Alors que les cendres de « Au revoir là-haut » sont encore chaudes, Clovis Cornillac (Un peu, beaucoup, aveuglément ; Belle et Sébastien 3 ; C'est magnifique !) succède à Albert Dupontel, pour reprendre les écrits de Pierre Lemaitre. L’auteur signe également l’adaptation du scénario, dont on comprend rapidement des exigences revues à la baisse, autant dans le déroulé de l’intrigue que dans la mise en scène, trop confuse en apparence. Alors que le film précédent, s’attardait sur les conséquences d’après-guerre et ce retour à la vie impossibles pour des poilus oubliés ou chassés pour leur apparence, cette suite met en valeur la montée de régimes totalitaires, au détour d’un déclin économique mondial. On revisite ainsi l’Histoire, par le prisme d’une famille qui a perdu tout innocence et qui n’a plus que la vengeance ou l’admiration de l’art afin de se reconstruire.
Son ouverture a de quoi surprendre et inquiéter dans le même temps. Le plan-séquence labyrinthique qu'il constitue, fait l'exposition des protagonistes, tout en poussant les curseurs du tragique à fond, sans subtilité, ni sincérité. Au centre, Madeleine Péricourt (Léa Drucker) est au bord de l'implosion et n'avait donc pas besoin que son fils unique se défenestre directement sur les obsèques de son défunt père. Ce fil conducteur avec l’œuvre précédente disparaît donc son tombeau, ne laissant qu’une lutte pour l’argent, révélant ainsi les alliés et les ennemis. Il n'en faut pas plus pour comprendre que le calvaire est à venir pour cette héritière, dont les conseillers proches souhaitent soutirer tout l'héritage et la fortune de cette dame endeuillée. Cela permet entre autres de faire un état des lieux grimaçant, d'une France d'après-guerre qui ne semble pas tout à fait avoir digéré ses pertes. Il est donc temps de s'attarder sur les profits, dans la décadence et par crainte que la bourgeoisie ne puisse plus jouir de ses bienfaits, tout à fait superficiels, autant dans son confort que dans son prestige.
Le récit nous affuble ainsi d'un entrepreneur machiavélique (Benoît Poelvoorde), d'un oncle coureur de dot (Olivier Gourmet), d'un journaliste qui n'a pas la plume dans sa poche (Jeremy Lopez) et d’une ménagère loin d’être aussi incisive qu’une femme fatale (Alice Isaaz). Tous tombent dans la spéculation des vices, qui se retournent indéniablement contre eux et à leurs dépens.
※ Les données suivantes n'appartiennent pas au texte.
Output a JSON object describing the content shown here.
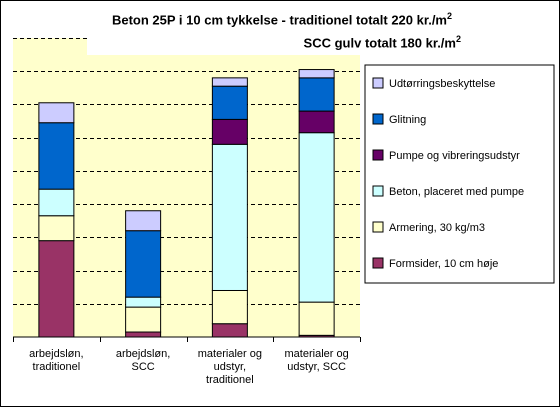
{
  "chart_data": {
    "type": "bar",
    "stacked": true,
    "title_line1": "Beton 25P i 10 cm tykkelse - traditionel totalt 220 kr./m",
    "title_line1_sup": "2",
    "title_line2": "SCC gulv totalt 180 kr./m",
    "title_line2_sup": "2",
    "categories": [
      [
        "arbejdsløn,",
        "traditionel"
      ],
      [
        "arbejdsløn,",
        "SCC"
      ],
      [
        "materialer og",
        "udstyr,",
        "traditionel"
      ],
      [
        "materialer og",
        "udstyr, SCC"
      ]
    ],
    "series": [
      {
        "name": "Formsider, 10 cm høje",
        "color": "#993366",
        "values": [
          29,
          1.5,
          4,
          0.5
        ]
      },
      {
        "name": "Armering, 30 kg/m3",
        "color": "#FFFFCC",
        "values": [
          7.5,
          7.5,
          10,
          10
        ]
      },
      {
        "name": "Beton, placeret med pumpe",
        "color": "#CCFFFF",
        "values": [
          8,
          3,
          44,
          51
        ]
      },
      {
        "name": "Pumpe og vibreringsudstyr",
        "color": "#660066",
        "values": [
          0,
          0,
          7.5,
          6.5
        ]
      },
      {
        "name": "Glitning",
        "color": "#0066CC",
        "values": [
          20,
          20,
          10,
          10
        ]
      },
      {
        "name": "Udtørringsbeskyttelse",
        "color": "#CCCCFF",
        "values": [
          6,
          6,
          2.5,
          2.5
        ]
      }
    ],
    "ylim": [
      0,
      90
    ],
    "grid": true,
    "legend_position": "right"
  }
}
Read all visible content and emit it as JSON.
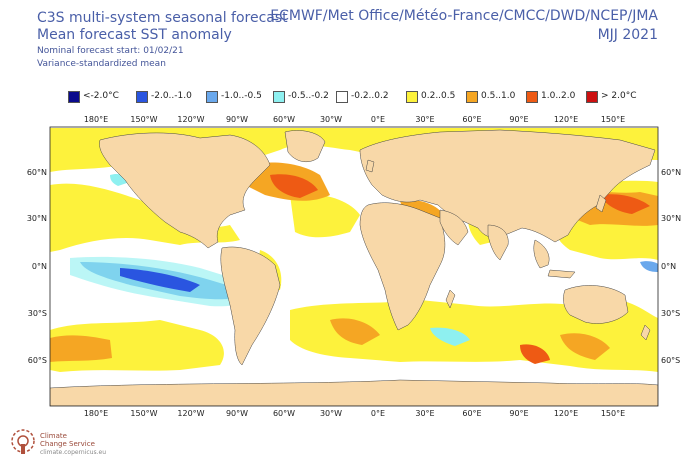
{
  "header": {
    "title_line1": "C3S multi-system seasonal forecast",
    "title_line2": "Mean forecast SST anomaly",
    "start_line": "Nominal forecast start: 01/02/21",
    "method_line": "Variance-standardized mean",
    "centers": "ECMWF/Met Office/Météo-France/CMCC/DWD/NCEP/JMA",
    "season": "MJJ 2021"
  },
  "legend": [
    {
      "label": "<-2.0°C",
      "color": "#0a0a8c"
    },
    {
      "label": "-2.0..-1.0",
      "color": "#2a55e0"
    },
    {
      "label": "-1.0..-0.5",
      "color": "#6aa8ec"
    },
    {
      "label": "-0.5..-0.2",
      "color": "#8ef0f0"
    },
    {
      "label": "-0.2..0.2",
      "color": "#ffffff"
    },
    {
      "label": "0.2..0.5",
      "color": "#fdf23c"
    },
    {
      "label": "0.5..1.0",
      "color": "#f5a623"
    },
    {
      "label": "1.0..2.0",
      "color": "#ee5a14"
    },
    {
      "label": "> 2.0°C",
      "color": "#cc1010"
    }
  ],
  "map": {
    "land_color": "#f8d8a8",
    "ocean_color": "#ffffff",
    "x_ticks": [
      "180°E",
      "150°W",
      "120°W",
      "90°W",
      "60°W",
      "30°W",
      "0°E",
      "30°E",
      "60°E",
      "90°E",
      "120°E",
      "150°E"
    ],
    "y_ticks": [
      "60°N",
      "30°N",
      "0°N",
      "30°S",
      "60°S"
    ]
  },
  "footer": {
    "logo_line1": "Climate",
    "logo_line2": "Change Service",
    "url": "climate.copernicus.eu"
  }
}
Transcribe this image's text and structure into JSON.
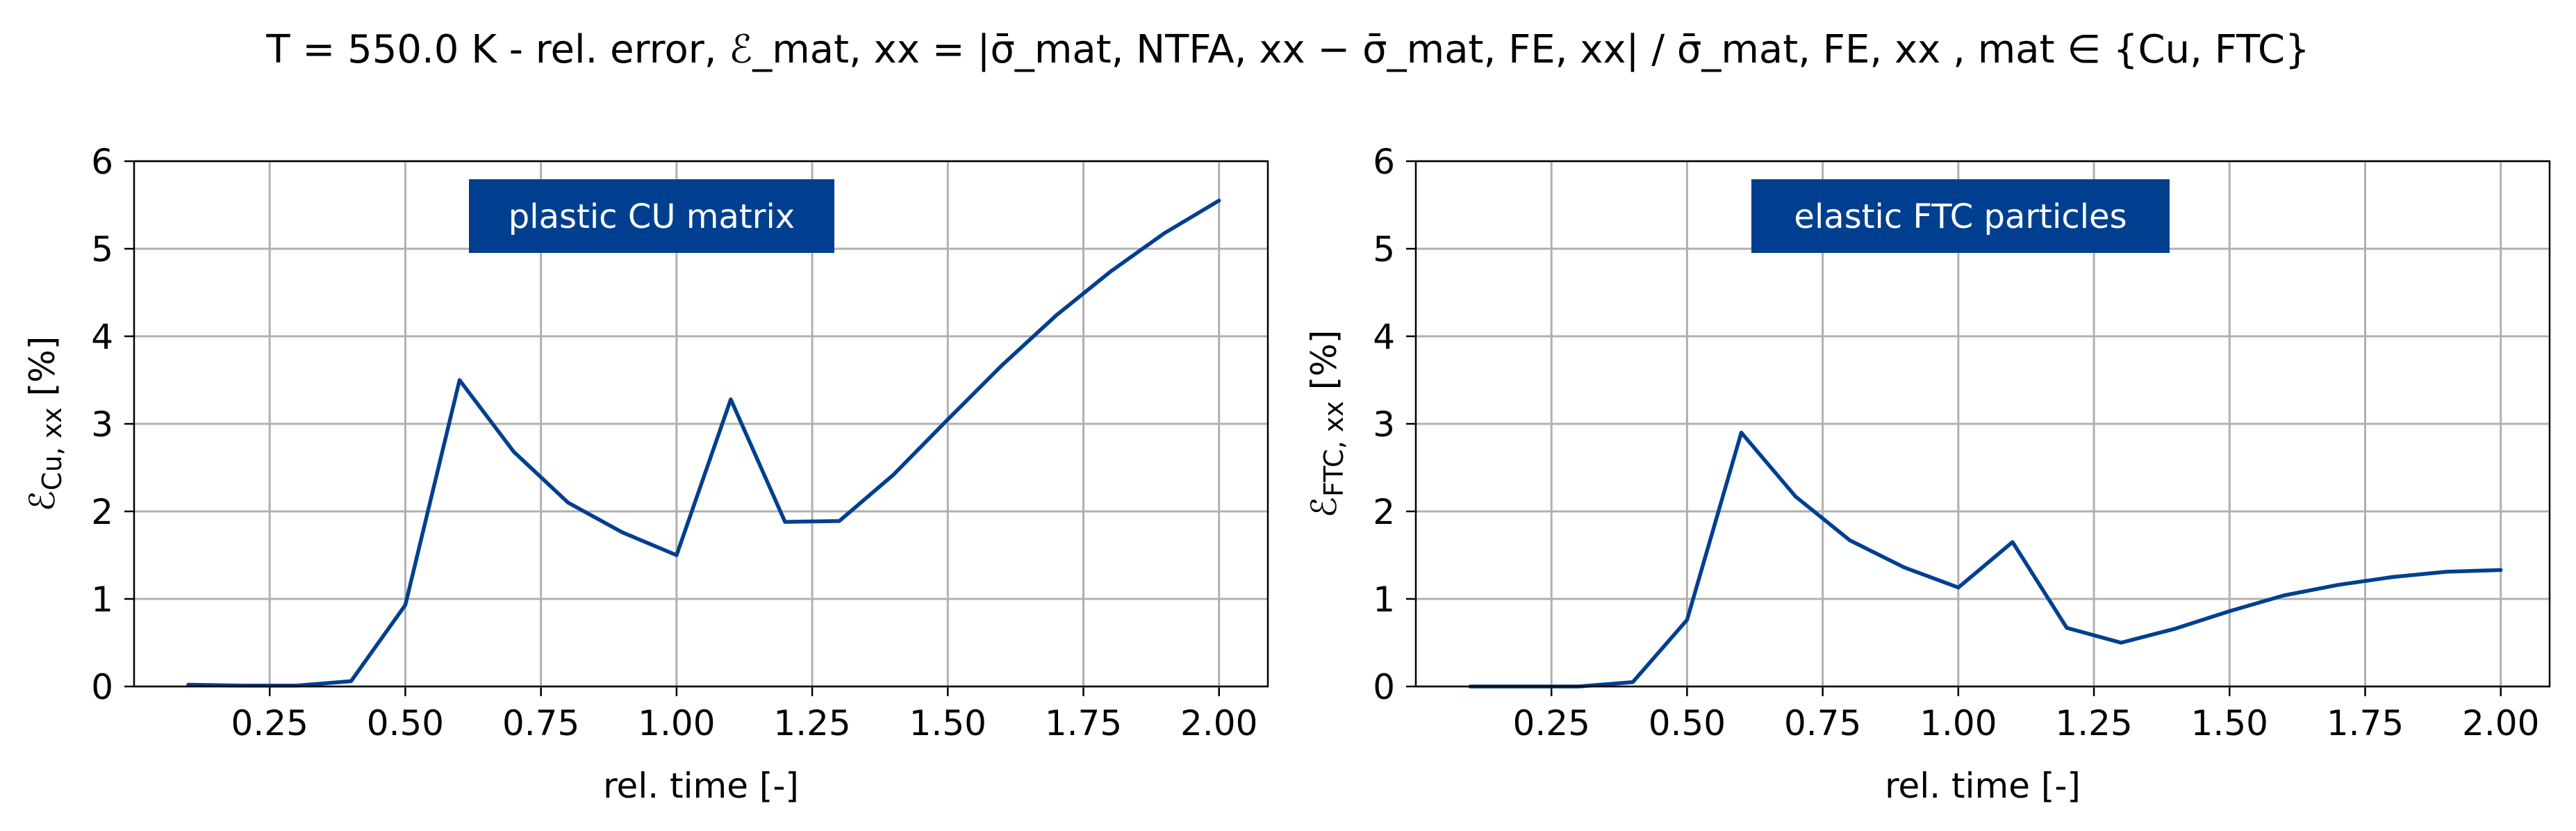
{
  "figure_title": {
    "lead": "T = 550.0 K - rel. error,",
    "formula": "ℰ_mat, xx = |σ̄_mat, NTFA, xx − σ̄_mat, FE, xx| / σ̄_mat, FE, xx",
    "tail": ", mat ∈ {Cu, FTC}"
  },
  "colors": {
    "line": "#003f8f",
    "label_box": "#003f8f",
    "grid": "#b0b0b0"
  },
  "chart_data": [
    {
      "type": "line",
      "annotation": "plastic CU matrix",
      "xlabel": "rel. time [-]",
      "ylabel": "ℰCu, xx [%]",
      "ylabel_symbol": "ℰ",
      "ylabel_subscript": "Cu, xx",
      "ylabel_unit": "[%]",
      "xlim": [
        0.0,
        2.09
      ],
      "ylim": [
        0,
        6
      ],
      "xticks": [
        "0.25",
        "0.50",
        "0.75",
        "1.00",
        "1.25",
        "1.50",
        "1.75",
        "2.00"
      ],
      "yticks": [
        "0",
        "1",
        "2",
        "3",
        "4",
        "5",
        "6"
      ],
      "grid": true,
      "series": [
        {
          "x": [
            0.1,
            0.2,
            0.3,
            0.4,
            0.5,
            0.6,
            0.7,
            0.8,
            0.9,
            1.0,
            1.1,
            1.2,
            1.3,
            1.4,
            1.5,
            1.6,
            1.7,
            1.8,
            1.9,
            2.0
          ],
          "y": [
            0.02,
            0.01,
            0.01,
            0.06,
            0.93,
            3.5,
            2.68,
            2.1,
            1.76,
            1.5,
            3.28,
            1.88,
            1.89,
            2.42,
            3.05,
            3.67,
            4.24,
            4.74,
            5.18,
            5.55
          ]
        }
      ]
    },
    {
      "type": "line",
      "annotation": "elastic FTC particles",
      "xlabel": "rel. time [-]",
      "ylabel": "ℰFTC, xx [%]",
      "ylabel_symbol": "ℰ",
      "ylabel_subscript": "FTC, xx",
      "ylabel_unit": "[%]",
      "xlim": [
        0.0,
        2.09
      ],
      "ylim": [
        0,
        6
      ],
      "xticks": [
        "0.25",
        "0.50",
        "0.75",
        "1.00",
        "1.25",
        "1.50",
        "1.75",
        "2.00"
      ],
      "yticks": [
        "0",
        "1",
        "2",
        "3",
        "4",
        "5",
        "6"
      ],
      "grid": true,
      "series": [
        {
          "x": [
            0.1,
            0.2,
            0.3,
            0.4,
            0.5,
            0.6,
            0.7,
            0.8,
            0.9,
            1.0,
            1.1,
            1.2,
            1.3,
            1.4,
            1.5,
            1.6,
            1.7,
            1.8,
            1.9,
            2.0
          ],
          "y": [
            0.0,
            0.0,
            0.0,
            0.05,
            0.76,
            2.9,
            2.17,
            1.67,
            1.36,
            1.13,
            1.65,
            0.67,
            0.5,
            0.66,
            0.86,
            1.04,
            1.16,
            1.25,
            1.31,
            1.33
          ]
        }
      ]
    }
  ]
}
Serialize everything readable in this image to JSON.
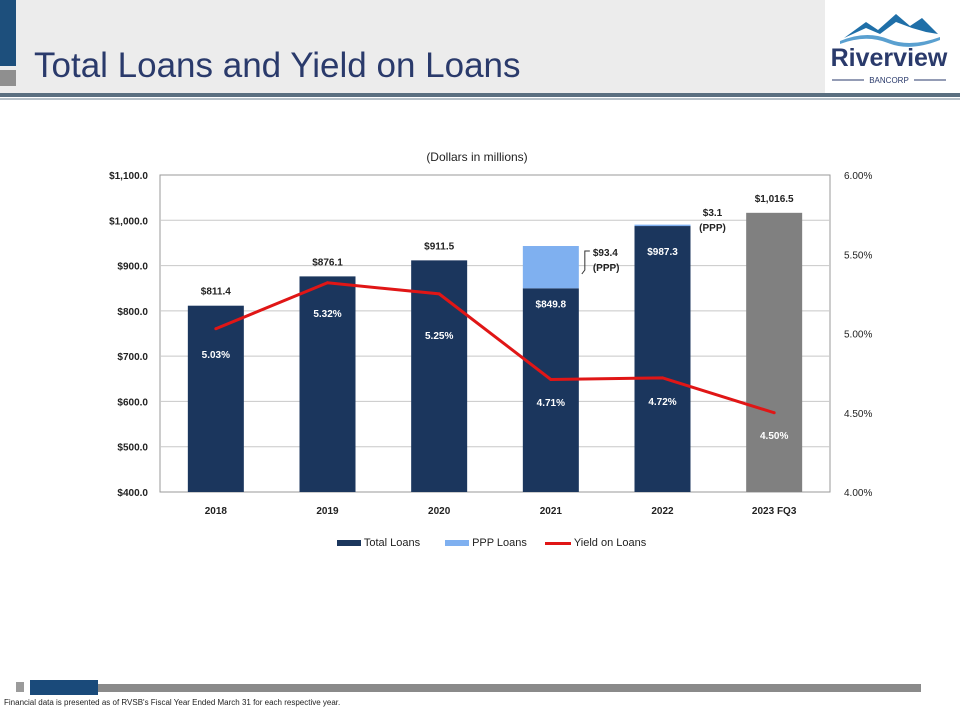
{
  "slide": {
    "title": "Total Loans and Yield on Loans",
    "footnote": "Financial data is presented as of RVSB's Fiscal Year Ended March 31 for each respective year."
  },
  "logo": {
    "name": "Riverview",
    "sub": "BANCORP",
    "icon": "mountain-wave-icon",
    "colors": {
      "mountain": "#1f6fa8",
      "text": "#2a3a6b"
    }
  },
  "chart_data": {
    "type": "bar",
    "subtitle": "(Dollars in millions)",
    "categories": [
      "2018",
      "2019",
      "2020",
      "2021",
      "2022",
      "2023 FQ3"
    ],
    "series": [
      {
        "name": "Total Loans",
        "type": "bar",
        "color": "#1b365d",
        "values": [
          811.4,
          876.1,
          911.5,
          849.8,
          987.3,
          1016.5
        ]
      },
      {
        "name": "PPP Loans",
        "type": "bar",
        "stacked": true,
        "color": "#7fb0f0",
        "values": [
          0,
          0,
          0,
          93.4,
          3.1,
          0
        ]
      },
      {
        "name": "Yield on Loans",
        "type": "line",
        "axis": "right",
        "color": "#e01616",
        "values": [
          5.03,
          5.32,
          5.25,
          4.71,
          4.72,
          4.5
        ]
      }
    ],
    "last_bar_color": "#808080",
    "left_axis": {
      "min": 400,
      "max": 1100,
      "ticks": [
        "$400.0",
        "$500.0",
        "$600.0",
        "$700.0",
        "$800.0",
        "$900.0",
        "$1,000.0",
        "$1,100.0"
      ]
    },
    "right_axis": {
      "min": 4.0,
      "max": 6.0,
      "ticks": [
        "4.00%",
        "4.50%",
        "5.00%",
        "5.50%",
        "6.00%"
      ]
    },
    "bar_labels": {
      "totals": [
        "$811.4",
        "$876.1",
        "$911.5",
        "$849.8",
        "$987.3",
        "$1,016.5"
      ],
      "yields": [
        "5.03%",
        "5.32%",
        "5.25%",
        "4.71%",
        "4.72%",
        "4.50%"
      ],
      "ppp_2021": [
        "$93.4",
        "(PPP)"
      ],
      "ppp_2022": [
        "$3.1",
        "(PPP)"
      ]
    },
    "grid": true,
    "legend_position": "bottom"
  }
}
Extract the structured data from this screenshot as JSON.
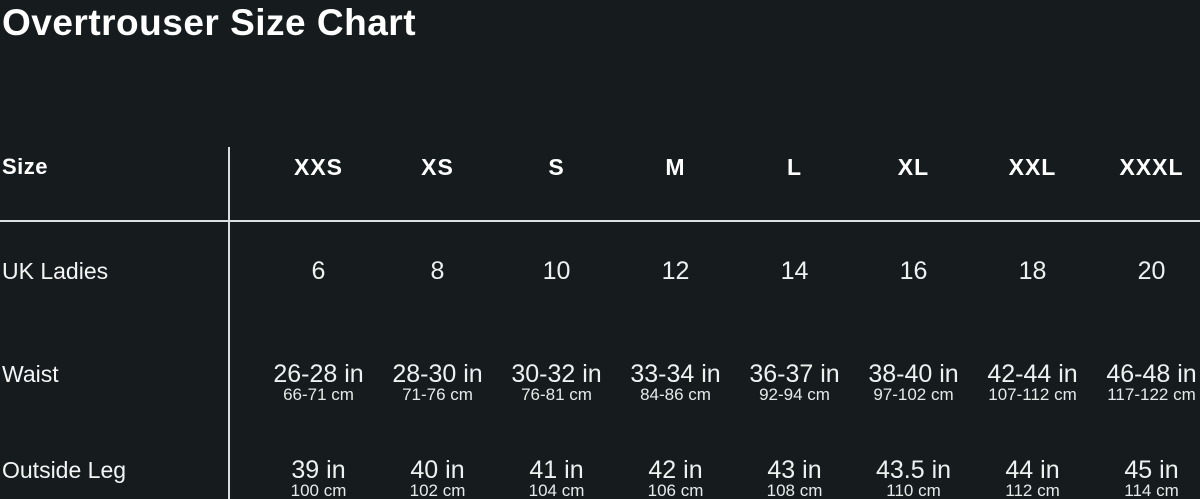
{
  "title": "Overtrouser Size Chart",
  "table": {
    "corner_label": "Size",
    "column_headers": [
      "XXS",
      "XS",
      "S",
      "M",
      "L",
      "XL",
      "XXL",
      "XXXL"
    ],
    "rows": [
      {
        "label": "UK Ladies",
        "values": [
          "6",
          "8",
          "10",
          "12",
          "14",
          "16",
          "18",
          "20"
        ]
      },
      {
        "label": "Waist",
        "values": [
          "26-28 in",
          "28-30 in",
          "30-32 in",
          "33-34 in",
          "36-37 in",
          "38-40 in",
          "42-44 in",
          "46-48 in"
        ],
        "sub_values": [
          "66-71 cm",
          "71-76 cm",
          "76-81 cm",
          "84-86 cm",
          "92-94 cm",
          "97-102 cm",
          "107-112 cm",
          "117-122 cm"
        ]
      },
      {
        "label": "Outside Leg",
        "values": [
          "39 in",
          "40 in",
          "41 in",
          "42 in",
          "43 in",
          "43.5 in",
          "44 in",
          "45 in"
        ],
        "sub_values": [
          "100 cm",
          "102 cm",
          "104 cm",
          "106 cm",
          "108 cm",
          "110 cm",
          "112 cm",
          "114 cm"
        ]
      }
    ]
  },
  "colors": {
    "background": "#161c1d",
    "title_text": "#ffffff",
    "header_text": "#ffffff",
    "value_text": "#eef1f1",
    "divider": "#dde1e1"
  },
  "chart_data": {
    "type": "table",
    "title": "Overtrouser Size Chart",
    "columns": [
      "Size",
      "XXS",
      "XS",
      "S",
      "M",
      "L",
      "XL",
      "XXL",
      "XXXL"
    ],
    "rows": [
      [
        "UK Ladies",
        "6",
        "8",
        "10",
        "12",
        "14",
        "16",
        "18",
        "20"
      ],
      [
        "Waist",
        "26-28 in (66-71 cm)",
        "28-30 in (71-76 cm)",
        "30-32 in (76-81 cm)",
        "33-34 in (84-86 cm)",
        "36-37 in (92-94 cm)",
        "38-40 in (97-102 cm)",
        "42-44 in (107-112 cm)",
        "46-48 in (117-122 cm)"
      ],
      [
        "Outside Leg",
        "39 in (100 cm)",
        "40 in (102 cm)",
        "41 in (104 cm)",
        "42 in (106 cm)",
        "43 in (108 cm)",
        "43.5 in (110 cm)",
        "44 in (112 cm)",
        "45 in (114 cm)"
      ]
    ]
  }
}
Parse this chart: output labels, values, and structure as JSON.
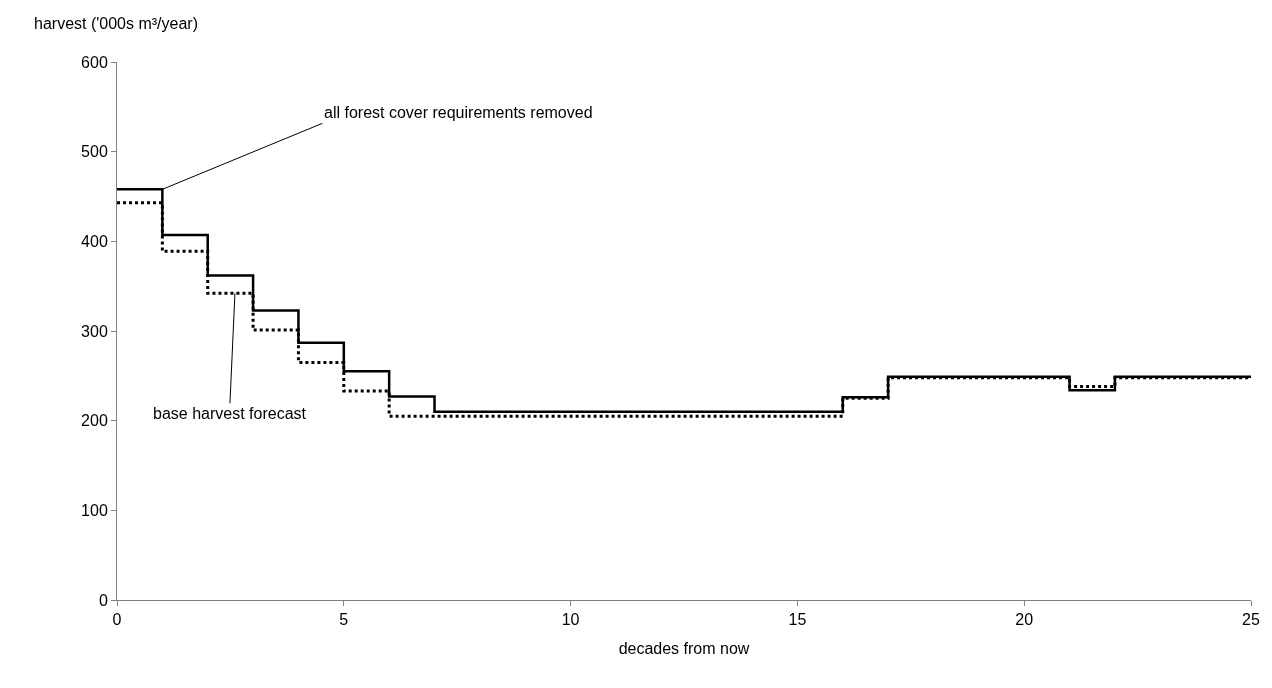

Et dans l’ombre ou en arrière-plan, Cornillac pilote le film et déverrouille des portes vers des rebondissements nécessaires à l’intrigue, sous les traits de Dupré, homme à tout faire, toujours là au bon moment. Lé récit est donc loin de se dispenser de raccourcis, mais il s’agit d’une qualité qu’on ne peut lui ôter, à savoir un sens du rythme aux « Couleurs de l’incendie », qui, une fois le synopsis dépassé, peut enfin laisser Madeleine investir dans une vengeance triomphante.
Hélas, tout est loin de convaincre, que ce soit sur la scène émotionnelle ou formelle. Quand une cantatrice (Fanny Ardant) pousse son dernier souffle, la symbolique l’emporte sur son iconisation et d’un autre côté, l’adaptation de Cornillac a sans doute peu à raconter sur l’époque contemporaine, miroir d’un mal omniscient, régi par l’appât du gain. La légèreté que l’on distille alors, tout au long du périple, semble aussi vaine que tout acte de rébellion contre son auteur, pourtant ouvert sur la caractérisation de son héroïne qui n'a plus rien à perdre. Sans vouloir trop en donner, l’œuvre se veut être un témoin de la grande Histoire, dont on démontre les symptômes évidents, au cœur d’un polar trop fébrile pour nous laisser penser que l’on file droit vers une Grande Dépression.